Василий Масловский - Дорога в два конца
— Не понимайт руски язик! — Новый удар ожег, ослепил болью лицо.
У порога стояла дубовая просмоленная рейка с гвоздями от комбайновского полотна. Никто не успел опомниться, как рейка оказалась в руке Калмыкова. В следующий миг треснул лакированный козырек фуражки, разноцветно брызнули осколки пенсне, а на лице офицера осталась широкая рваная полоса. Лошадь вздыбилась под ним, но Калмыков по-кошачьи изогнулся, поймал ее за поводья, ударил еще и еще, пока офицер не опрокинулся навзничь и не скатился по лошадиному крупу на пыльную примятую траву у плетня.
— Миша, они убьют тебя! А-а!.. — полоснул над двором душераздирающий крик.

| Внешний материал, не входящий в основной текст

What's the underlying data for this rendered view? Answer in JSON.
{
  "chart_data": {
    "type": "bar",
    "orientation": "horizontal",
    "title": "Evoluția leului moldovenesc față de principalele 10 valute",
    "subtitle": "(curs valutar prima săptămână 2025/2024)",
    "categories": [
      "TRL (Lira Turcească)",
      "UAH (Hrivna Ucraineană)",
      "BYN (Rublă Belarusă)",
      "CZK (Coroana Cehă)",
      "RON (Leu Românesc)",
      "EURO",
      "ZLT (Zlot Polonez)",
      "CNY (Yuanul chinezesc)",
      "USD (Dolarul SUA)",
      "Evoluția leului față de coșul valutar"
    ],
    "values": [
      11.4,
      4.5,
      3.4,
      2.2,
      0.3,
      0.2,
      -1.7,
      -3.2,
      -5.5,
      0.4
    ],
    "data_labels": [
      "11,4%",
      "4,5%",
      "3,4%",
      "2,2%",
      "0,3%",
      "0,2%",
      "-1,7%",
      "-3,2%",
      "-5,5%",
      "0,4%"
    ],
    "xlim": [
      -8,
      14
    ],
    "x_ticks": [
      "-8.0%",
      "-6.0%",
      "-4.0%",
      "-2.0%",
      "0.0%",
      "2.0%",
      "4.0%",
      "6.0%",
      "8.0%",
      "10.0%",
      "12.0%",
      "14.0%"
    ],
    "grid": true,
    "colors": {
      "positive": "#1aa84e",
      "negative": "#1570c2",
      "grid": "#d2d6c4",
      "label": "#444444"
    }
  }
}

Калмыков оскалил желтые зубы, сверкнул на окна и на порожки налитыми кровью глазами, занес ногу, метя каблуком в рваное хлипкое лицо офицера. Но от артиллерийских упряжек уже бежали солдаты, сбили его с ног, стали топтать. Солдаты неистово, по-звериному, рычали, неуклюже взмахивали поднятыми локтями, цеплялись и бряцали при этом оружием. Хрипящий, пыльный клубок катался по дорожке, какую протоптали вдоль дворов люди, раскачивался и трещал плетень. Наконец клубок распался. Солдаты, вытирая пот, отходили в сторону, закуривали. Некоторое время серая куча пыльных лохмотьев лежала неподвижно на дорожке, потом зашевелилась, закашлялась. Калмыков натужно и грузно сел, вытянул ноги, повел раздавленным, измазанным кровью лицом по сторонам и вдруг дико захохотал.

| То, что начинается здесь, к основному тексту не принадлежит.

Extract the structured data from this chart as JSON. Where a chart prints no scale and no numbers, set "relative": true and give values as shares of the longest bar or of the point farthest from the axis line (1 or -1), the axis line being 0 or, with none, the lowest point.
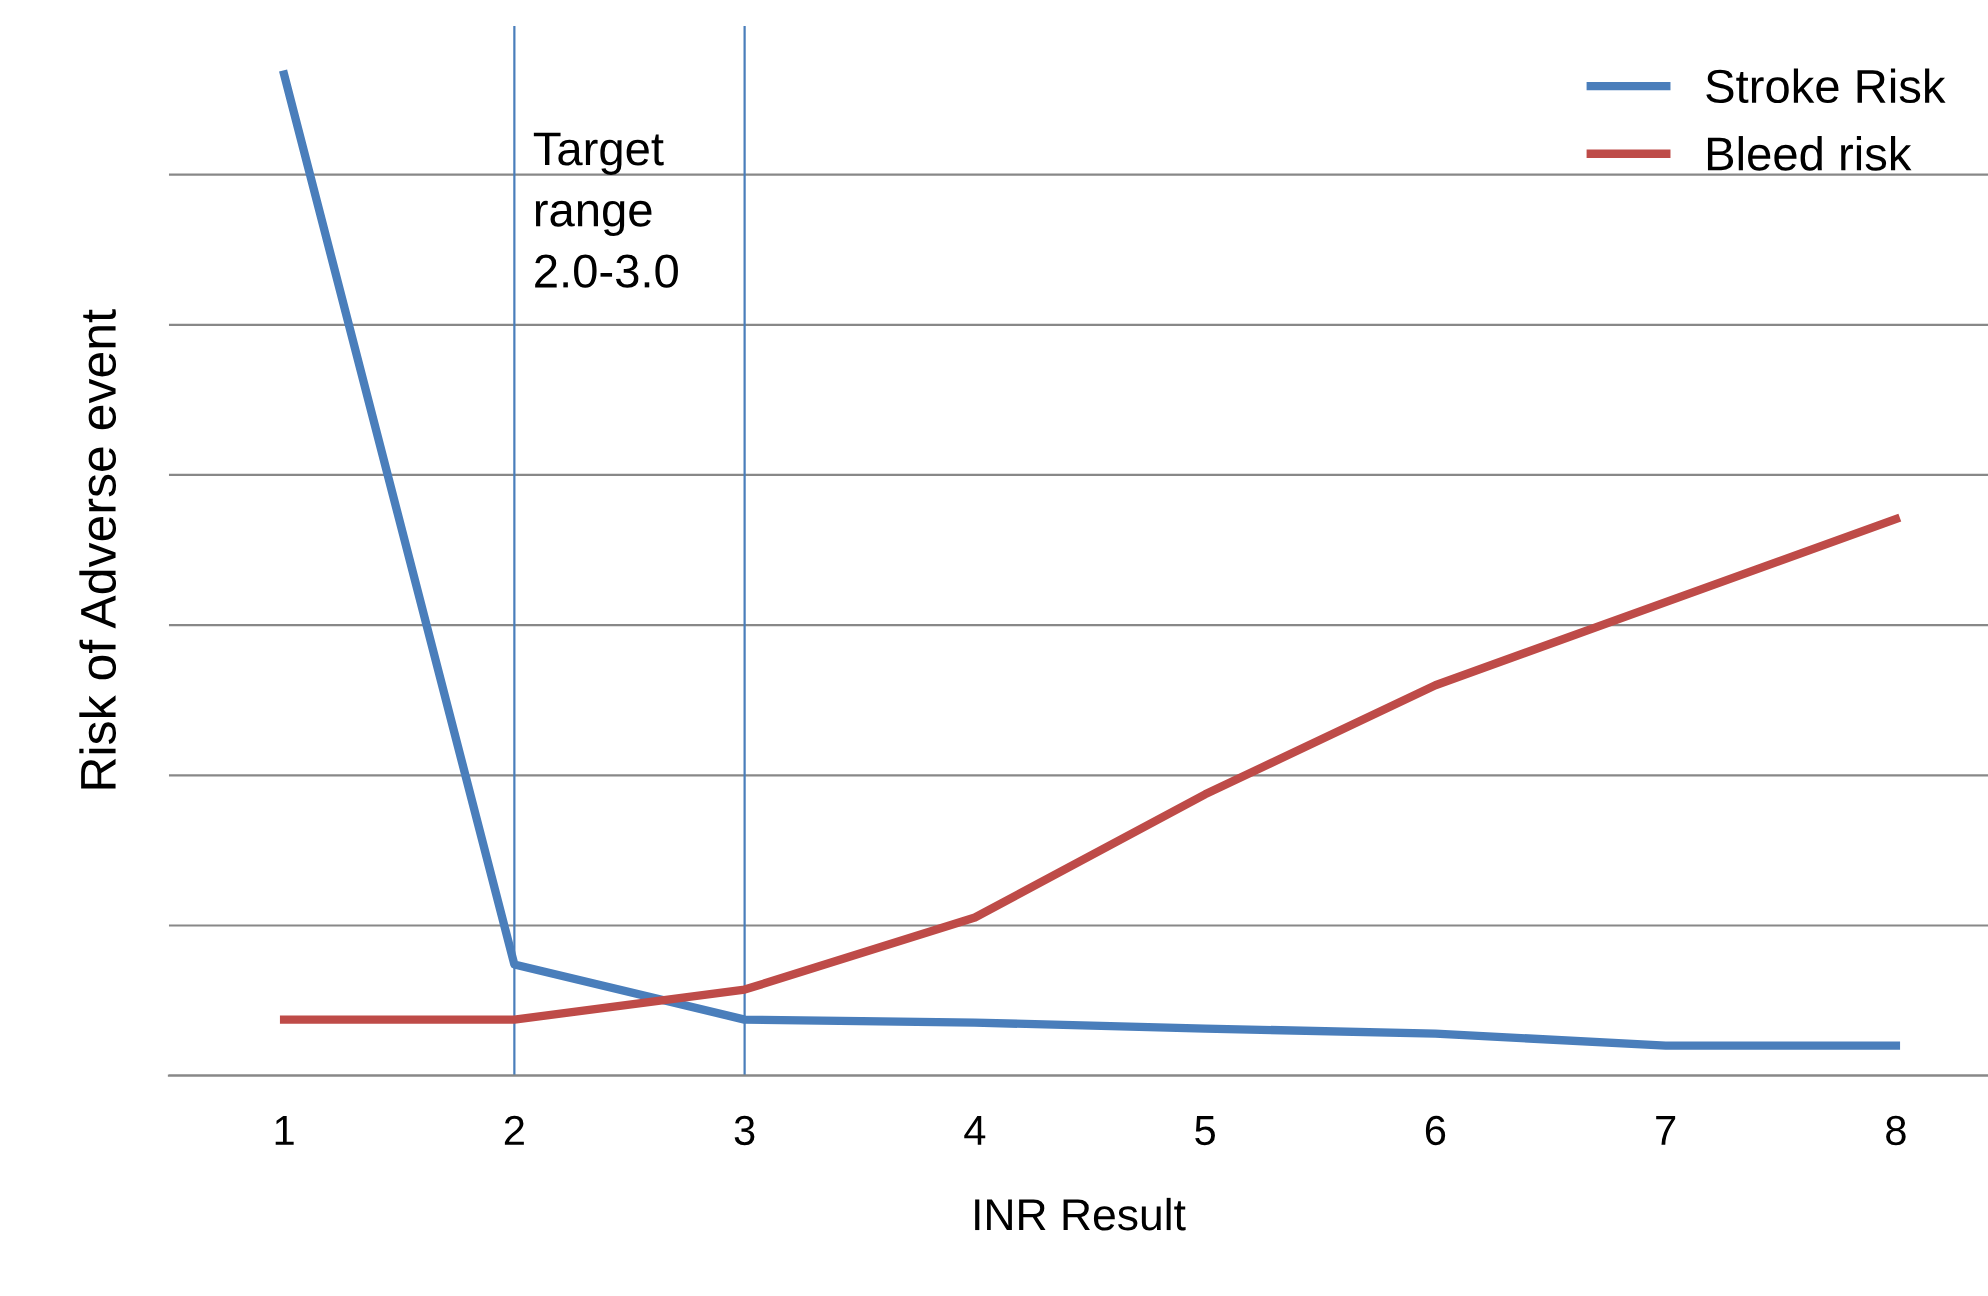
{
  "chart_data": {
    "type": "line",
    "xlabel": "INR Result",
    "ylabel": "Risk of Adverse event",
    "relative": true,
    "x": [
      1,
      2,
      3,
      4,
      5,
      6,
      7,
      8
    ],
    "xlim": [
      0.5,
      8.4
    ],
    "xticks": [
      1,
      2,
      3,
      4,
      5,
      6,
      7,
      8
    ],
    "series": [
      {
        "name": "Stroke Risk",
        "color": "#4a7ebb",
        "values": [
          1,
          0.111,
          0.056,
          0.053,
          0.047,
          0.042,
          0.03,
          0.03
        ]
      },
      {
        "name": "Bleed risk",
        "color": "#be4b48",
        "values": [
          0.056,
          0.056,
          0.086,
          0.158,
          0.281,
          0.39,
          0.473,
          0.556
        ]
      }
    ],
    "ref_lines": [
      {
        "axis": "x",
        "value": 2,
        "color": "#4a7ebb"
      },
      {
        "axis": "x",
        "value": 3,
        "color": "#4a7ebb"
      }
    ],
    "annotations": [
      "Target\nrange\n2.0-3.0"
    ],
    "grid": "y",
    "legend": "top right",
    "marker": "none",
    "line_style": "solid"
  }
}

— Собаки! Думали — убили! Ха-ха-ха! — От захлебывающихся, булькающих хрипов и резкого до визга смеха по спине пробегал озноб. — Дохлые собаки! Не люди, звери! Ха-ха-ха!..
Избитого офицера увели. Вместо него появился длинноногий, белобрысый, с мокрыми губами. Он брезгливо, холодно и не зло поморщился, махнул солдатам рукой. Калмыков понял его жест и замолчал. Отмахнулся от набежавших солдат, напрягаясь, встал на ноги, серьезно-тоскливо посмотрел на пыльную в солнце дорогу с артиллерийскими упряжками, соломенные крыши хат и сараев. Последнее, что он увидел — приплюснутое к стеклу окна лицо старшего сына и неловко подвернутая под себя нога лежавшей у порога жены. Заплывшими глазами спросил: «Куда идти?»
Рыхлый солдат с массивной, будто из камня тесанной, нижней челюстью лениво перекинул за спину карабин, кивком указал в сторону базов.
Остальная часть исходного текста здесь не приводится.